I generally find that no matter how much you plan a trip by researching locations and weather forecasts, getting the ideal conditions for a beautiful sunrise or sunset is generally 50/50. Or perhaps I’m just not that good at predicting them. In any case, I realised that spending only a weekend in Snowdonia was going to limit my opportunities and I was at the mercy of the weather.
On the evening I arrived the weather was quite clear and I decided to head over to Tryfan and look for compositions around there. I ended up shooting 4 or 5 landscape shots that I hadn’t otherwise planned or anticipated. I considered this to be a bonus and a warm up act for photographing sunrise on Snowdon the next day.

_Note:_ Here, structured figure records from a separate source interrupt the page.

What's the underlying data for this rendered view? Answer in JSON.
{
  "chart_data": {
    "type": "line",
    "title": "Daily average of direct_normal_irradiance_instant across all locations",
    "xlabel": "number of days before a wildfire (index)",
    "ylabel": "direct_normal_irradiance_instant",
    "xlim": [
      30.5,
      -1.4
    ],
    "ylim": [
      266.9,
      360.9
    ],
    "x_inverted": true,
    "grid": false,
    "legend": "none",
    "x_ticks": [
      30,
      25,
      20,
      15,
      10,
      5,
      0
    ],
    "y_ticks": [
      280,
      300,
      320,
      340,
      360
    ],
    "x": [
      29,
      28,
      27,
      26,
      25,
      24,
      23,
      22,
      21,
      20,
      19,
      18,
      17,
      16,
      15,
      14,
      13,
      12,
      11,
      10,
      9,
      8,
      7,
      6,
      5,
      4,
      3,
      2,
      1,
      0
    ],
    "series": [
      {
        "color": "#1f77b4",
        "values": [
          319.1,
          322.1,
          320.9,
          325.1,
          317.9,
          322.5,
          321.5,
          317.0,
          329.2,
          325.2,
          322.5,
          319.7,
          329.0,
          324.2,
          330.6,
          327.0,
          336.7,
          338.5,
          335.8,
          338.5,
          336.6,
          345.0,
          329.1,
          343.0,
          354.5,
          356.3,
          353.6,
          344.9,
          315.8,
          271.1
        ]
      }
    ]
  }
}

Snowdon is a popular mountain with tourists and it has very accessible paths. It is however still a mountain and in winter the conditions for climbing it pose additional challenges and risks. I saw many people trying to climb Snowdon without crampons or ice axes, many of whom had to turn back. Sadly, a man died on the afternoon I was there when he slipped and fell from near the summit.

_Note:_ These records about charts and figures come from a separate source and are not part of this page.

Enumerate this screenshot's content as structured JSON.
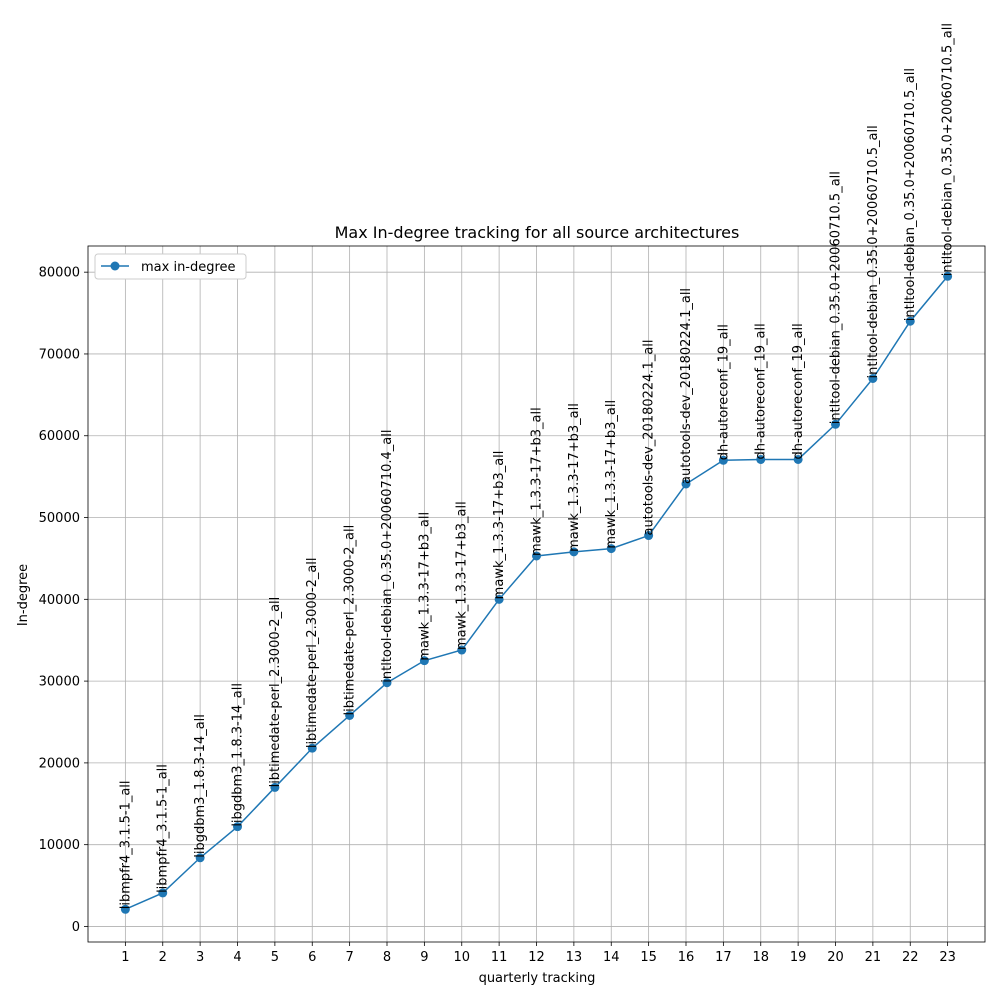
{
  "chart_data": {
    "type": "line",
    "title": "Max In-degree tracking for all source architectures",
    "xlabel": "quarterly tracking",
    "ylabel": "In-degree",
    "x": [
      1,
      2,
      3,
      4,
      5,
      6,
      7,
      8,
      9,
      10,
      11,
      12,
      13,
      14,
      15,
      16,
      17,
      18,
      19,
      20,
      21,
      22,
      23
    ],
    "ylim": [
      -1900,
      83200
    ],
    "xlim": [
      0,
      24
    ],
    "yticks": [
      0,
      10000,
      20000,
      30000,
      40000,
      50000,
      60000,
      70000,
      80000
    ],
    "grid": true,
    "legend_position": "top-left",
    "color": "#1f77b4",
    "series": [
      {
        "name": "max in-degree",
        "values": [
          2100,
          4100,
          8400,
          12200,
          17000,
          21800,
          25800,
          29800,
          32500,
          33800,
          40000,
          45300,
          45800,
          46200,
          47800,
          54100,
          57000,
          57100,
          57100,
          61400,
          67000,
          74000,
          79500
        ]
      }
    ],
    "annotations": [
      "libmpfr4_3.1.5-1_all",
      "libmpfr4_3.1.5-1_all",
      "libgdbm3_1.8.3-14_all",
      "libgdbm3_1.8.3-14_all",
      "libtimedate-perl_2.3000-2_all",
      "libtimedate-perl_2.3000-2_all",
      "libtimedate-perl_2.3000-2_all",
      "intltool-debian_0.35.0+20060710.4_all",
      "mawk_1.3.3-17+b3_all",
      "mawk_1.3.3-17+b3_all",
      "mawk_1.3.3-17+b3_all",
      "mawk_1.3.3-17+b3_all",
      "mawk_1.3.3-17+b3_all",
      "mawk_1.3.3-17+b3_all",
      "autotools-dev_20180224.1_all",
      "autotools-dev_20180224.1_all",
      "dh-autoreconf_19_all",
      "dh-autoreconf_19_all",
      "dh-autoreconf_19_all",
      "intltool-debian_0.35.0+20060710.5_all",
      "intltool-debian_0.35.0+20060710.5_all",
      "intltool-debian_0.35.0+20060710.5_all",
      "intltool-debian_0.35.0+20060710.5_all"
    ]
  }
}
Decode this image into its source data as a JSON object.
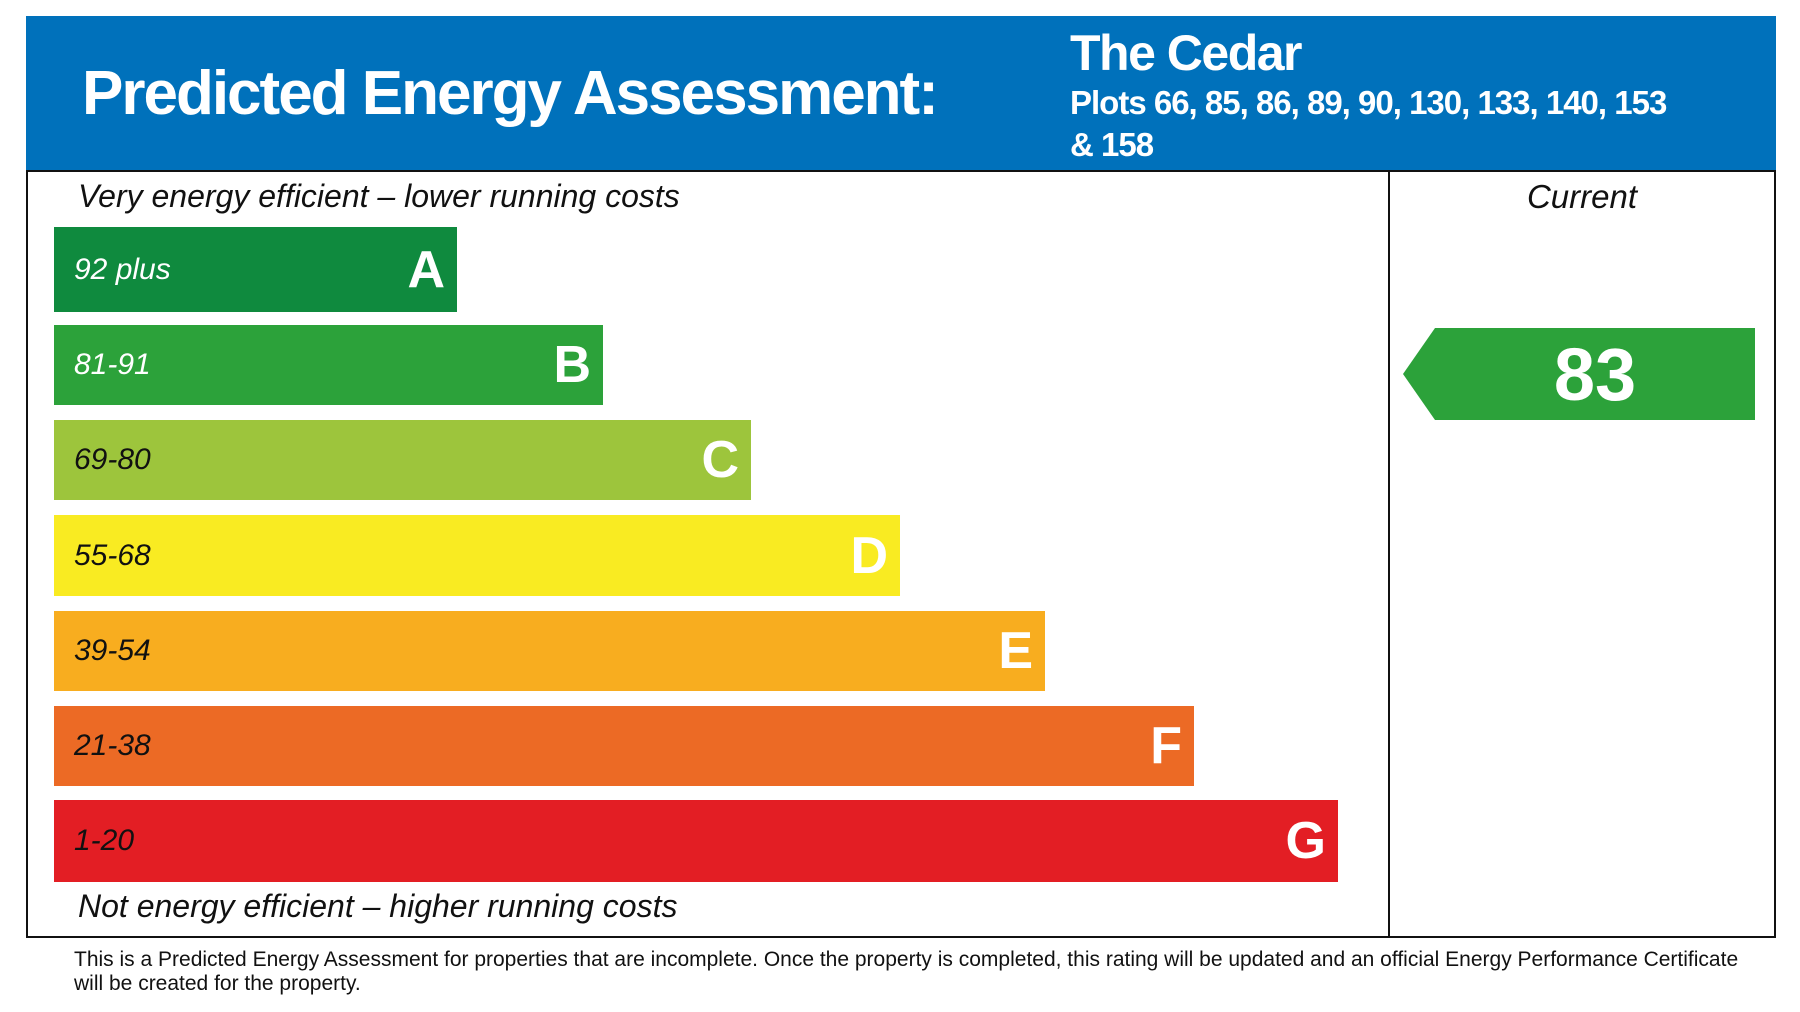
{
  "header": {
    "title": "Predicted Energy Assessment:",
    "property_name": "The Cedar",
    "plots": "Plots 66, 85, 86, 89, 90, 130, 133, 140, 153 & 158",
    "background_color": "#0071bb"
  },
  "scale": {
    "top_label": "Very energy efficient – lower running costs",
    "bottom_label": "Not energy efficient – higher running costs",
    "bands": [
      {
        "range": "92 plus",
        "letter": "A",
        "color": "#0f8a3e",
        "text_color": "#ffffff"
      },
      {
        "range": "81-91",
        "letter": "B",
        "color": "#2ca23a",
        "text_color": "#ffffff"
      },
      {
        "range": "69-80",
        "letter": "C",
        "color": "#9dc53c",
        "text_color": "#111111"
      },
      {
        "range": "55-68",
        "letter": "D",
        "color": "#f9eb22",
        "text_color": "#111111"
      },
      {
        "range": "39-54",
        "letter": "E",
        "color": "#f8ad1f",
        "text_color": "#111111"
      },
      {
        "range": "21-38",
        "letter": "F",
        "color": "#ec6a25",
        "text_color": "#111111"
      },
      {
        "range": "1-20",
        "letter": "G",
        "color": "#e31e24",
        "text_color": "#111111"
      }
    ]
  },
  "current": {
    "label": "Current",
    "value": "83",
    "band": "B",
    "color": "#2ca23a"
  },
  "footnote": "This is a Predicted Energy Assessment for properties that are incomplete. Once the property is completed, this rating will be updated and an official Energy Performance Certificate will be created for the property."
}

I set off from the Pen Y Pass car park at 3:30am and ascended via the Pyg Track. Initially it was raining and as I got higher this became freezing rain and snow began to appear under foot. I was very glad to have a good waterproof jacket, waterproof boots and crampons. The sun was due to rise at around 7:15am but despite the rain stopping, dense fog scuppered any chance to photograph the sunrise.
I watched the weather over the rest of the weekend and the summit of Snowdon remained in fog and conditions remained generally wet, so on this occasion a sunrise shot on Snowdon eluded me. I decided to head back to Tryfan the next day as the sun had come out and the skies were quite clear. Upon getting near to Tryfan I could see that the mountains had their heads in the clouds again so I kept driving and and headed over to Newborough on Anglesea and found a great location called Llanddwyn Island (Love Island). I spent a couple of hours here photographing a lighthouse called Twr Mawr.
The morale of this story is that if I hadn’t adapted my plans and taken advantage of opportunities that presented themselves, then I may well have come away without any usable images. While I didn’t get the shot I particularly wanted, I was rewarded with others that I hadn’t anticipated.